Edebiyatın çnemli isimlerinde biri olan Cemal Süreya’nın kuşkusuz sanat
yaşamını boyunca en çok dikkat çeken yönü çocuk edebiyatı ile bağıdır.
“Çocukça” adında bir dergide “Aritmetik Kuşlar Pekiyi” diye adlandırdığı köşesinde
çocuklar için müthiş bir duyarlılık ile yazılar kaleme alır.
İkinci Yeni hareketinde bir süre yer alan Cemal Süreya’nın şiiri tam olarak 2.
Yeni ile bağdaşmamaktadır. Esasen Cemal Süreya’nın konuşma dilini şiirde
kullanması daha çok bir süre ilgilendiği Garip akımına benzemektedir. Bu
yönüyle de şair 2. Yeni çizgisinden ayrılmaktadır. Bunu yanı sıra Cemal Süreya
kalemin özgür olması fikri ile 2. Yeniciler’ in şiir konusundaki sert
kurallarını da bir türlü benimseyememiştir.
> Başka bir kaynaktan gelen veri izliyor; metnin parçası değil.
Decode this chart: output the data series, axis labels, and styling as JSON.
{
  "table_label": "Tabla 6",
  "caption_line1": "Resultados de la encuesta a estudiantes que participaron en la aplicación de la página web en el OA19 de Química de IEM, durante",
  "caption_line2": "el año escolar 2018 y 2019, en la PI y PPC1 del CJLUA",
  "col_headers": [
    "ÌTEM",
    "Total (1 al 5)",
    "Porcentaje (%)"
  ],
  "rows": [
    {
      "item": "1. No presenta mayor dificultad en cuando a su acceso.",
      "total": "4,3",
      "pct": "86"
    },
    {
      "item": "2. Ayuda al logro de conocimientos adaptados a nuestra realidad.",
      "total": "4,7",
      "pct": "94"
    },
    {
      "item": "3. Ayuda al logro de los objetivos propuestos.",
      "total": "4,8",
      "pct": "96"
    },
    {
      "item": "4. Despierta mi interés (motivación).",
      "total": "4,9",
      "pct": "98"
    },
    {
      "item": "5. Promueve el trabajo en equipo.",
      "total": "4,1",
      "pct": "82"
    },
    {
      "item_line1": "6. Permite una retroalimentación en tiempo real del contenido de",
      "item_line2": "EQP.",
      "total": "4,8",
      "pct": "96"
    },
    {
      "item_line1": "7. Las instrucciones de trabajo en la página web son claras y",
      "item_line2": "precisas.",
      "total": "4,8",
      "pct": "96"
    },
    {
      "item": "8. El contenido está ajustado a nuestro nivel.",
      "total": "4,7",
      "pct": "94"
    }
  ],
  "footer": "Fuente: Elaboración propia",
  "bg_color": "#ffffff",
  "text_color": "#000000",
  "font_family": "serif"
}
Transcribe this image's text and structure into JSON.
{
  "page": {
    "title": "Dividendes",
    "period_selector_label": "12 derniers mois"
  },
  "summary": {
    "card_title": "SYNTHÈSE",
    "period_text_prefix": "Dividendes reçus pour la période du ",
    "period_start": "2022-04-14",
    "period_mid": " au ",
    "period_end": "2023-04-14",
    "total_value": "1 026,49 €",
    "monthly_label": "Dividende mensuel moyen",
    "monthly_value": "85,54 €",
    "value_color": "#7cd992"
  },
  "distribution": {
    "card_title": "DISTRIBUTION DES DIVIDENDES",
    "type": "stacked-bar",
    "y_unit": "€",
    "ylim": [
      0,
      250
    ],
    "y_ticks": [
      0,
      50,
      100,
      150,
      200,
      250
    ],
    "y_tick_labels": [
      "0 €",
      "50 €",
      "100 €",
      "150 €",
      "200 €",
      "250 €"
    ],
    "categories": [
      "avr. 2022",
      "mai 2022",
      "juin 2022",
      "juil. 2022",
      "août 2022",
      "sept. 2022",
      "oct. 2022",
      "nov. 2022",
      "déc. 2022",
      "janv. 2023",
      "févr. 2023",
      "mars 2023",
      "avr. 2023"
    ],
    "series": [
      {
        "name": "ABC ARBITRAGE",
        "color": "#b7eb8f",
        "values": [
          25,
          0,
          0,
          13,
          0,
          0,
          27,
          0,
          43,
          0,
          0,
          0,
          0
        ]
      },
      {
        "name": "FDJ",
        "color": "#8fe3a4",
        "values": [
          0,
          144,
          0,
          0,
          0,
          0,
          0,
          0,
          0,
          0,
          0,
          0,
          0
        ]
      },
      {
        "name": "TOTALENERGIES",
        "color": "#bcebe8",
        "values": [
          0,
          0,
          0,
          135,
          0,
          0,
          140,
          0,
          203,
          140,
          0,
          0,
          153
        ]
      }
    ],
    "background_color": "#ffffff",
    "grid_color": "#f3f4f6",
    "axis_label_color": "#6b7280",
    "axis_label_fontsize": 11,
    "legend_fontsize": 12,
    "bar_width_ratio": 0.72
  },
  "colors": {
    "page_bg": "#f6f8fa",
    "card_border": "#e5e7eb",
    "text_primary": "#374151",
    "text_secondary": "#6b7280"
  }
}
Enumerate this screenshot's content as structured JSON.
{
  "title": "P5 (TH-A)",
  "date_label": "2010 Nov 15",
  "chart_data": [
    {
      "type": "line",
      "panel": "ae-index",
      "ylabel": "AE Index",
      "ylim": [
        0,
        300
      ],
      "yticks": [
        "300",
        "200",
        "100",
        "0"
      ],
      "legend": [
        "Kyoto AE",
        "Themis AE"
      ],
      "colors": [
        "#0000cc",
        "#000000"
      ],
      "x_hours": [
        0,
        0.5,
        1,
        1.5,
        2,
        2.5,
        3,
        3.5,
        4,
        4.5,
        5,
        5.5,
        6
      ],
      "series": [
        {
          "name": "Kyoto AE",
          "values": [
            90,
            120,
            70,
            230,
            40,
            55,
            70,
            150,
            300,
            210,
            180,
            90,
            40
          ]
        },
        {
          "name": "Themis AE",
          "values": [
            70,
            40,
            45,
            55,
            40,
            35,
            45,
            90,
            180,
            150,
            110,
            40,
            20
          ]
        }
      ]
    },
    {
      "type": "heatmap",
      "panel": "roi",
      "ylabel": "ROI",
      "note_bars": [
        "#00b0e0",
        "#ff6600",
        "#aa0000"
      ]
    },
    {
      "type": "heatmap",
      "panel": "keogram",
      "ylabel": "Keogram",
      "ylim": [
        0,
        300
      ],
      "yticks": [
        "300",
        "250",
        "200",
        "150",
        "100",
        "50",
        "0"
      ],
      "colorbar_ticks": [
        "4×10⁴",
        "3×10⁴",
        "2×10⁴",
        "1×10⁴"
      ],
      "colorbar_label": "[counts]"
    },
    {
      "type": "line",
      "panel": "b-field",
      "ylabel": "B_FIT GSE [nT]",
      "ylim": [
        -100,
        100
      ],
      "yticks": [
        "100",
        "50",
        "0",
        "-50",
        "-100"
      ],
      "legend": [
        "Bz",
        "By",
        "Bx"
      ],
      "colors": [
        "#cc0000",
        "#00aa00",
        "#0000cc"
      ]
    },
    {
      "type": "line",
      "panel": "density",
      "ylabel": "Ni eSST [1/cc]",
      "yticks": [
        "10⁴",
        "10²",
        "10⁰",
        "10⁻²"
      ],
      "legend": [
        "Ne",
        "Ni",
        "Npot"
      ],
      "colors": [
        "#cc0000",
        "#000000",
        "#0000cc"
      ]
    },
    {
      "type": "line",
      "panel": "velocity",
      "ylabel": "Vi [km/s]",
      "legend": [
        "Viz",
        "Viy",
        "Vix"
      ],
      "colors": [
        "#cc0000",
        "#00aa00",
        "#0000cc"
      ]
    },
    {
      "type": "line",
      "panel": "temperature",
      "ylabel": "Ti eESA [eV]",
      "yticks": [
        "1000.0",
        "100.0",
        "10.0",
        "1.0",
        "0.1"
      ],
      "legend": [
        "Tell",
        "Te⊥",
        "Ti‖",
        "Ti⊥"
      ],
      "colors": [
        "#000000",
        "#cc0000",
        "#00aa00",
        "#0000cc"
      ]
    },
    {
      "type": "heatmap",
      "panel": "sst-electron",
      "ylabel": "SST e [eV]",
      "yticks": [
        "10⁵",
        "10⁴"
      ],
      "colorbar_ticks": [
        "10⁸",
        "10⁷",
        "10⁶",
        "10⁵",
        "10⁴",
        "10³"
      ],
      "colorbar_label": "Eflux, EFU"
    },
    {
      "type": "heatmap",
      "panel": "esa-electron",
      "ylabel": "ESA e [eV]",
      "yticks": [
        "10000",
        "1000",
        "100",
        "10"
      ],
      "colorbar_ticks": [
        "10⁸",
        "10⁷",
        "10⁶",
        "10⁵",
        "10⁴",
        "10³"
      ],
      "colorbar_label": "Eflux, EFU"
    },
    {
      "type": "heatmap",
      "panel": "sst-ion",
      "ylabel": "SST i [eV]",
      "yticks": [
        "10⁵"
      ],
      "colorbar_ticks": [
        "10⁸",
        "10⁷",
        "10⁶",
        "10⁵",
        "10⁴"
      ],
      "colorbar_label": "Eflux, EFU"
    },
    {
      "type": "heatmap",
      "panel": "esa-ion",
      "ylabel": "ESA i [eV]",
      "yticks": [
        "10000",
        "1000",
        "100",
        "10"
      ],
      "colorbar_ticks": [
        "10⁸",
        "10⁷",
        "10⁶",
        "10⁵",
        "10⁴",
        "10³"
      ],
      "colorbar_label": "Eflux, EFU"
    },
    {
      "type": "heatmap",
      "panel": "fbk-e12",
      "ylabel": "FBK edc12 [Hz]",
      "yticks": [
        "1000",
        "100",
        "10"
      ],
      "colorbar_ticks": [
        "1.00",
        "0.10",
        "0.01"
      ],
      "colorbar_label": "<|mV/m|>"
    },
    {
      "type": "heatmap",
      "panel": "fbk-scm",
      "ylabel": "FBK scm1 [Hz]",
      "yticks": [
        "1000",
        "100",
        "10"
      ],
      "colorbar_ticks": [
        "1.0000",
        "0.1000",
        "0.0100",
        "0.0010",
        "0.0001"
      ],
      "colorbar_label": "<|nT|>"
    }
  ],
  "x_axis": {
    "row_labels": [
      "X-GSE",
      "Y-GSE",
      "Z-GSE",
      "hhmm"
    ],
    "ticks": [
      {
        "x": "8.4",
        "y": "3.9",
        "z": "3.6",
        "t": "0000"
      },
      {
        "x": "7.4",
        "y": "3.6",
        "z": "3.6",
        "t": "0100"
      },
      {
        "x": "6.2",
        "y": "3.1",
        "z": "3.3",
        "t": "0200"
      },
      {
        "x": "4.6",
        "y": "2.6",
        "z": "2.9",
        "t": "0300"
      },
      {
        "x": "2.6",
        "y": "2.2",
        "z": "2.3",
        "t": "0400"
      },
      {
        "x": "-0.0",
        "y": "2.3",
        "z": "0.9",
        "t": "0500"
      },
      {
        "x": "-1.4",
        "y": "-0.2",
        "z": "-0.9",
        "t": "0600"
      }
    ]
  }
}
Cemal Süreya, daha çok kendi akımını kendisi yaratarak kendine özgü bir şairlik
örneği göstermiştir. Şiirlerinin yanı sıra denemeler, tenkit yazıları, şiir ve
düz yazı tercümeleri, çocuk kitabı, günce ve derlemesi bulunmaktadır.
Ölümünün 23. yılında Cemal Süreya yazdıkları şiirler ve makaleler ile mücadelemizde yaşıyor.